Et sur le volet des stéréotypes, on ne peut pas dire que Marlène Schiappa parte sans handicap. En 2011, elle a publié aux éditions « La Musardine » un livre ayant pour titre Osez l’amour des femmes rondes. DariaMarx fait une analyse détaillé du tissu de clichés insultants que constitue ce livre. Pour ma part, je me contenterais de citer un extrait de son article :

–       Ne vous goinfrez pas en public. On mangera une sucette, pour rappeler l’aspect phallique du geste, mais pas un sandwich, qui pourrait faire penser à  votre indélicate surcharge pondérale.

–       Dansez, mais seulement si vous savez. Inutile d’essayer d’imiter vos copines minces qui se trémoussent sans avoir pris de leçons. Vous auriez l’air d’un tas. Prenez des cours de salsa, par exemple, car sinon, vous risqueriez  « d’incarner l’absence de maîtrise de soi »

–       Ne vous ruez pas sur la bouffe comme une candidate de Koh Lanta après un jeune forcé. C’est bien connu, les grosses ingurgitent des tonnes de nourriture en public, et cela sans aucune retenue. Sachez vous tenir, merde ! L’auteure vous conseille de « ne pas prendre de dessert si personne d’autre n’en prend à votre table » et surtout « de ne pas demander de doggy bag » (?!)

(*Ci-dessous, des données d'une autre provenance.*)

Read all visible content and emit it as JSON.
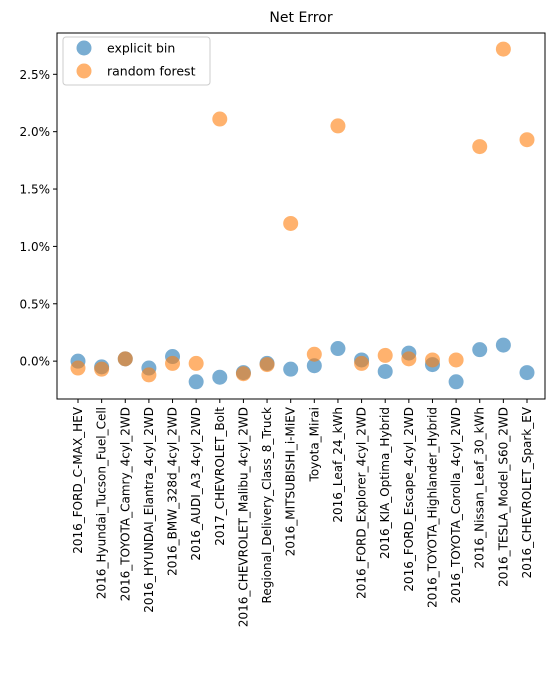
{
  "chart_data": {
    "type": "scatter",
    "title": "Net Error",
    "xlabel": "",
    "ylabel": "",
    "categories": [
      "2016_FORD_C-MAX_HEV",
      "2016_Hyundai_Tucson_Fuel_Cell",
      "2016_TOYOTA_Camry_4cyl_2WD",
      "2016_HYUNDAI_Elantra_4cyl_2WD",
      "2016_BMW_328d_4cyl_2WD",
      "2016_AUDI_A3_4cyl_2WD",
      "2017_CHEVROLET_Bolt",
      "2016_CHEVROLET_Malibu_4cyl_2WD",
      "Regional_Delivery_Class_8_Truck",
      "2016_MITSUBISHI_i-MiEV",
      "Toyota_Mirai",
      "2016_Leaf_24_kWh",
      "2016_FORD_Explorer_4cyl_2WD",
      "2016_KIA_Optima_Hybrid",
      "2016_FORD_Escape_4cyl_2WD",
      "2016_TOYOTA_Highlander_Hybrid",
      "2016_TOYOTA_Corolla_4cyl_2WD",
      "2016_Nissan_Leaf_30_kWh",
      "2016_TESLA_Model_S60_2WD",
      "2016_CHEVROLET_Spark_EV"
    ],
    "series": [
      {
        "name": "explicit bin",
        "color": "#1f77b4",
        "values": [
          0.0,
          -0.05,
          0.02,
          -0.06,
          0.04,
          -0.18,
          -0.14,
          -0.1,
          -0.02,
          -0.07,
          -0.04,
          0.11,
          0.01,
          -0.09,
          0.07,
          -0.03,
          -0.18,
          0.1,
          0.14,
          -0.1
        ]
      },
      {
        "name": "random forest",
        "color": "#ff7f0e",
        "values": [
          -0.06,
          -0.07,
          0.02,
          -0.12,
          -0.02,
          -0.02,
          2.11,
          -0.11,
          -0.03,
          1.2,
          0.06,
          2.05,
          -0.02,
          0.05,
          0.02,
          0.01,
          0.01,
          1.87,
          2.72,
          1.93
        ]
      }
    ],
    "yticks": [
      0.0,
      0.5,
      1.0,
      1.5,
      2.0,
      2.5
    ],
    "ytick_labels": [
      "0.0%",
      "0.5%",
      "1.0%",
      "1.5%",
      "2.0%",
      "2.5%"
    ],
    "ylim": [
      -0.33,
      2.86
    ],
    "grid": false,
    "legend_position": "upper-left"
  }
}
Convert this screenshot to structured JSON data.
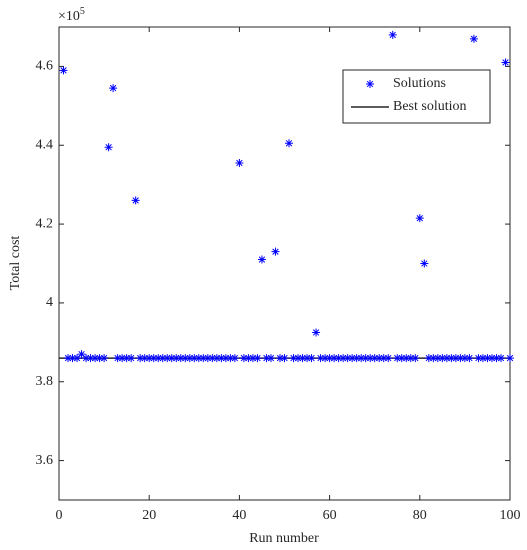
{
  "chart_data": {
    "type": "scatter",
    "xlabel": "Run number",
    "ylabel": "Total cost",
    "y_multiplier": {
      "base": "×10",
      "exponent": "5"
    },
    "xlim": [
      0,
      100
    ],
    "ylim": [
      3.5,
      4.7
    ],
    "xticks": [
      0,
      20,
      40,
      60,
      80,
      100
    ],
    "yticks": [
      3.6,
      3.8,
      4,
      4.2,
      4.4,
      4.6
    ],
    "legend": "upper right",
    "series": [
      {
        "name": "Solutions",
        "color": "#0000ff",
        "marker": "asterisk",
        "x": [
          1,
          2,
          3,
          4,
          5,
          6,
          7,
          8,
          9,
          10,
          11,
          12,
          13,
          14,
          15,
          16,
          17,
          18,
          19,
          20,
          21,
          22,
          23,
          24,
          25,
          26,
          27,
          28,
          29,
          30,
          31,
          32,
          33,
          34,
          35,
          36,
          37,
          38,
          39,
          40,
          41,
          42,
          43,
          44,
          45,
          46,
          47,
          48,
          49,
          50,
          51,
          52,
          53,
          54,
          55,
          56,
          57,
          58,
          59,
          60,
          61,
          62,
          63,
          64,
          65,
          66,
          67,
          68,
          69,
          70,
          71,
          72,
          73,
          74,
          75,
          76,
          77,
          78,
          79,
          80,
          81,
          82,
          83,
          84,
          85,
          86,
          87,
          88,
          89,
          90,
          91,
          92,
          93,
          94,
          95,
          96,
          97,
          98,
          99,
          100
        ],
        "values": [
          4.59,
          3.86,
          3.86,
          3.86,
          3.87,
          3.86,
          3.86,
          3.86,
          3.86,
          3.86,
          4.395,
          4.545,
          3.86,
          3.86,
          3.86,
          3.86,
          4.26,
          3.86,
          3.86,
          3.86,
          3.86,
          3.86,
          3.86,
          3.86,
          3.86,
          3.86,
          3.86,
          3.86,
          3.86,
          3.86,
          3.86,
          3.86,
          3.86,
          3.86,
          3.86,
          3.86,
          3.86,
          3.86,
          3.86,
          4.355,
          3.86,
          3.86,
          3.86,
          3.86,
          4.11,
          3.86,
          3.86,
          4.13,
          3.86,
          3.86,
          4.405,
          3.86,
          3.86,
          3.86,
          3.86,
          3.86,
          3.925,
          3.86,
          3.86,
          3.86,
          3.86,
          3.86,
          3.86,
          3.86,
          3.86,
          3.86,
          3.86,
          3.86,
          3.86,
          3.86,
          3.86,
          3.86,
          3.86,
          4.68,
          3.86,
          3.86,
          3.86,
          3.86,
          3.86,
          4.215,
          4.1,
          3.86,
          3.86,
          3.86,
          3.86,
          3.86,
          3.86,
          3.86,
          3.86,
          3.86,
          3.86,
          4.67,
          3.86,
          3.86,
          3.86,
          3.86,
          3.86,
          3.86,
          4.61,
          3.86
        ]
      }
    ],
    "best_solution": {
      "name": "Best solution",
      "color": "#262626",
      "value": 3.86
    }
  }
}
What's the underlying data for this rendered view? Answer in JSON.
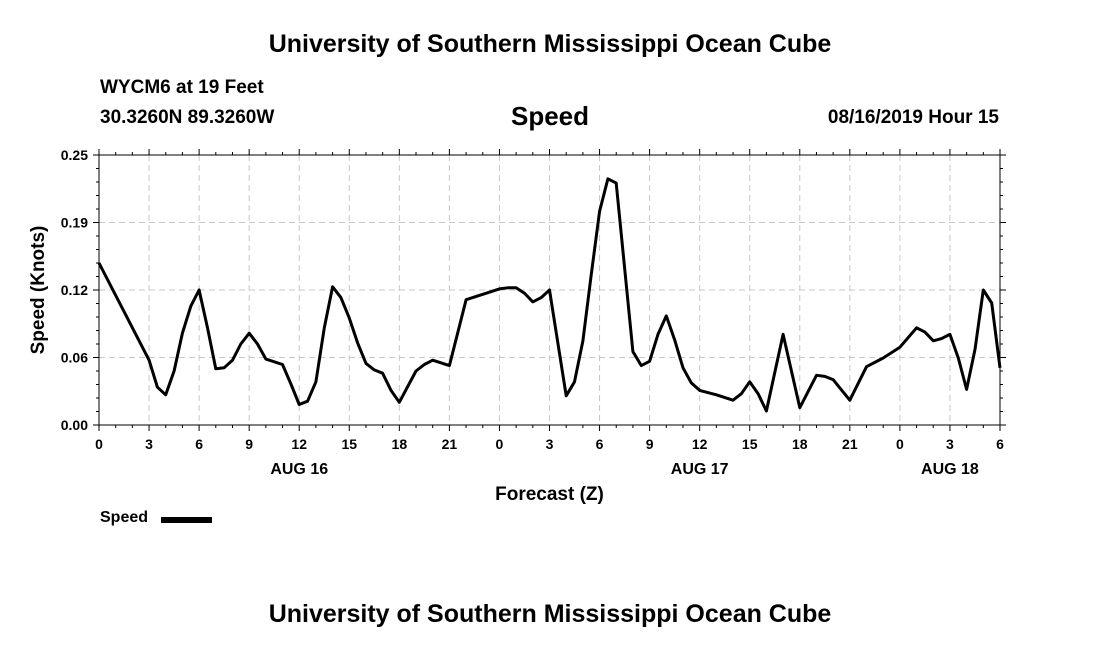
{
  "header": {
    "title": "University of Southern Mississippi Ocean Cube",
    "station": "WYCM6 at 19 Feet",
    "coordinates": "30.3260N 89.3260W",
    "subtitle": "Speed",
    "datetime": "08/16/2019 Hour 15"
  },
  "footer": {
    "title": "University of Southern Mississippi Ocean Cube"
  },
  "legend": {
    "label": "Speed"
  },
  "chart_data": {
    "type": "line",
    "title": "Speed",
    "xlabel": "Forecast (Z)",
    "ylabel": "Speed (Knots)",
    "ylim": [
      0,
      0.25
    ],
    "xlim": [
      "2019-08-16T00:00Z",
      "2019-08-18T06:00Z"
    ],
    "yticks": [
      "0.00",
      "0.06",
      "0.12",
      "0.19",
      "0.25"
    ],
    "xticks": [
      {
        "time": "2019-08-16T00:00Z",
        "label": "0"
      },
      {
        "time": "2019-08-16T03:00Z",
        "label": "3"
      },
      {
        "time": "2019-08-16T06:00Z",
        "label": "6"
      },
      {
        "time": "2019-08-16T09:00Z",
        "label": "9"
      },
      {
        "time": "2019-08-16T12:00Z",
        "label": "12"
      },
      {
        "time": "2019-08-16T15:00Z",
        "label": "15"
      },
      {
        "time": "2019-08-16T18:00Z",
        "label": "18"
      },
      {
        "time": "2019-08-16T21:00Z",
        "label": "21"
      },
      {
        "time": "2019-08-17T00:00Z",
        "label": "0"
      },
      {
        "time": "2019-08-17T03:00Z",
        "label": "3"
      },
      {
        "time": "2019-08-17T06:00Z",
        "label": "6"
      },
      {
        "time": "2019-08-17T09:00Z",
        "label": "9"
      },
      {
        "time": "2019-08-17T12:00Z",
        "label": "12"
      },
      {
        "time": "2019-08-17T15:00Z",
        "label": "15"
      },
      {
        "time": "2019-08-17T18:00Z",
        "label": "18"
      },
      {
        "time": "2019-08-17T21:00Z",
        "label": "21"
      },
      {
        "time": "2019-08-18T00:00Z",
        "label": "0"
      },
      {
        "time": "2019-08-18T03:00Z",
        "label": "3"
      },
      {
        "time": "2019-08-18T06:00Z",
        "label": "6"
      }
    ],
    "date_labels": [
      {
        "time": "2019-08-16T12:00Z",
        "label": "AUG 16"
      },
      {
        "time": "2019-08-17T12:00Z",
        "label": "AUG 17"
      },
      {
        "time": "2019-08-18T03:00Z",
        "label": "AUG 18"
      }
    ],
    "grid": true,
    "legend_position": "bottom-left",
    "series": [
      {
        "name": "Speed",
        "color": "#000000",
        "points": [
          [
            "2019-08-16T00:00Z",
            0.15
          ],
          [
            "2019-08-16T01:00Z",
            0.12
          ],
          [
            "2019-08-16T02:00Z",
            0.09
          ],
          [
            "2019-08-16T03:00Z",
            0.06
          ],
          [
            "2019-08-16T03:30Z",
            0.035
          ],
          [
            "2019-08-16T04:00Z",
            0.028
          ],
          [
            "2019-08-16T04:30Z",
            0.05
          ],
          [
            "2019-08-16T05:00Z",
            0.085
          ],
          [
            "2019-08-16T05:30Z",
            0.11
          ],
          [
            "2019-08-16T06:00Z",
            0.125
          ],
          [
            "2019-08-16T06:30Z",
            0.09
          ],
          [
            "2019-08-16T07:00Z",
            0.052
          ],
          [
            "2019-08-16T07:30Z",
            0.053
          ],
          [
            "2019-08-16T08:00Z",
            0.06
          ],
          [
            "2019-08-16T08:30Z",
            0.075
          ],
          [
            "2019-08-16T09:00Z",
            0.085
          ],
          [
            "2019-08-16T09:30Z",
            0.075
          ],
          [
            "2019-08-16T10:00Z",
            0.061
          ],
          [
            "2019-08-16T11:00Z",
            0.056
          ],
          [
            "2019-08-16T11:30Z",
            0.038
          ],
          [
            "2019-08-16T12:00Z",
            0.019
          ],
          [
            "2019-08-16T12:30Z",
            0.022
          ],
          [
            "2019-08-16T13:00Z",
            0.04
          ],
          [
            "2019-08-16T13:30Z",
            0.09
          ],
          [
            "2019-08-16T14:00Z",
            0.128
          ],
          [
            "2019-08-16T14:30Z",
            0.118
          ],
          [
            "2019-08-16T15:00Z",
            0.099
          ],
          [
            "2019-08-16T15:30Z",
            0.076
          ],
          [
            "2019-08-16T16:00Z",
            0.057
          ],
          [
            "2019-08-16T16:30Z",
            0.051
          ],
          [
            "2019-08-16T17:00Z",
            0.048
          ],
          [
            "2019-08-16T17:30Z",
            0.032
          ],
          [
            "2019-08-16T18:00Z",
            0.021
          ],
          [
            "2019-08-16T19:00Z",
            0.05
          ],
          [
            "2019-08-16T19:30Z",
            0.056
          ],
          [
            "2019-08-16T20:00Z",
            0.06
          ],
          [
            "2019-08-16T21:00Z",
            0.055
          ],
          [
            "2019-08-16T22:00Z",
            0.116
          ],
          [
            "2019-08-16T23:00Z",
            0.121
          ],
          [
            "2019-08-17T00:00Z",
            0.126
          ],
          [
            "2019-08-17T00:30Z",
            0.127
          ],
          [
            "2019-08-17T01:00Z",
            0.127
          ],
          [
            "2019-08-17T01:30Z",
            0.122
          ],
          [
            "2019-08-17T02:00Z",
            0.114
          ],
          [
            "2019-08-17T02:30Z",
            0.118
          ],
          [
            "2019-08-17T03:00Z",
            0.125
          ],
          [
            "2019-08-17T04:00Z",
            0.027
          ],
          [
            "2019-08-17T04:30Z",
            0.04
          ],
          [
            "2019-08-17T05:00Z",
            0.078
          ],
          [
            "2019-08-17T05:30Z",
            0.139
          ],
          [
            "2019-08-17T06:00Z",
            0.198
          ],
          [
            "2019-08-17T06:30Z",
            0.228
          ],
          [
            "2019-08-17T07:00Z",
            0.224
          ],
          [
            "2019-08-17T08:00Z",
            0.068
          ],
          [
            "2019-08-17T08:30Z",
            0.055
          ],
          [
            "2019-08-17T09:00Z",
            0.059
          ],
          [
            "2019-08-17T09:30Z",
            0.084
          ],
          [
            "2019-08-17T10:00Z",
            0.101
          ],
          [
            "2019-08-17T10:30Z",
            0.079
          ],
          [
            "2019-08-17T11:00Z",
            0.053
          ],
          [
            "2019-08-17T11:30Z",
            0.039
          ],
          [
            "2019-08-17T12:00Z",
            0.032
          ],
          [
            "2019-08-17T13:00Z",
            0.028
          ],
          [
            "2019-08-17T14:00Z",
            0.023
          ],
          [
            "2019-08-17T14:30Z",
            0.029
          ],
          [
            "2019-08-17T15:00Z",
            0.04
          ],
          [
            "2019-08-17T15:30Z",
            0.029
          ],
          [
            "2019-08-17T16:00Z",
            0.013
          ],
          [
            "2019-08-17T17:00Z",
            0.084
          ],
          [
            "2019-08-17T18:00Z",
            0.016
          ],
          [
            "2019-08-17T19:00Z",
            0.046
          ],
          [
            "2019-08-17T19:30Z",
            0.045
          ],
          [
            "2019-08-17T20:00Z",
            0.042
          ],
          [
            "2019-08-17T21:00Z",
            0.023
          ],
          [
            "2019-08-17T22:00Z",
            0.054
          ],
          [
            "2019-08-17T23:00Z",
            0.062
          ],
          [
            "2019-08-18T00:00Z",
            0.072
          ],
          [
            "2019-08-18T01:00Z",
            0.09
          ],
          [
            "2019-08-18T01:30Z",
            0.086
          ],
          [
            "2019-08-18T02:00Z",
            0.078
          ],
          [
            "2019-08-18T02:30Z",
            0.08
          ],
          [
            "2019-08-18T03:00Z",
            0.084
          ],
          [
            "2019-08-18T03:30Z",
            0.062
          ],
          [
            "2019-08-18T04:00Z",
            0.033
          ],
          [
            "2019-08-18T04:30Z",
            0.07
          ],
          [
            "2019-08-18T05:00Z",
            0.125
          ],
          [
            "2019-08-18T05:30Z",
            0.113
          ],
          [
            "2019-08-18T06:00Z",
            0.053
          ]
        ]
      }
    ]
  }
}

–       Mentez sur votre poids quand vous draguez en ligne ! Mais pas trop ! Juste ce qu’il faut pour attirer un maximum de mecs ! Vous vous arrangerez  avec la vérité une fois le temps du rendez-vous arrivé ! Si vous avouiez votre vrai tonnage, personne ne voudrait de vous, bien sûr.

–       Soyez drôles, mais pas trop. La femme grosse a l’obligation d’être marrante, mais ne doit pas oublier que sa priorité doit toujours rester sa soumission totale à l’homme. Elle préfèrera donc rire aux blagues pourries de son compagnon plutôt que de se lancer dans un récital de vannes. […]

–       On suit la mode, mais pas trop. Parce que soyons honnêtes, les grosses ne peuvent pas tout mettre. Contentez vous donc de mettre une jolie broche, d’accessoiriser.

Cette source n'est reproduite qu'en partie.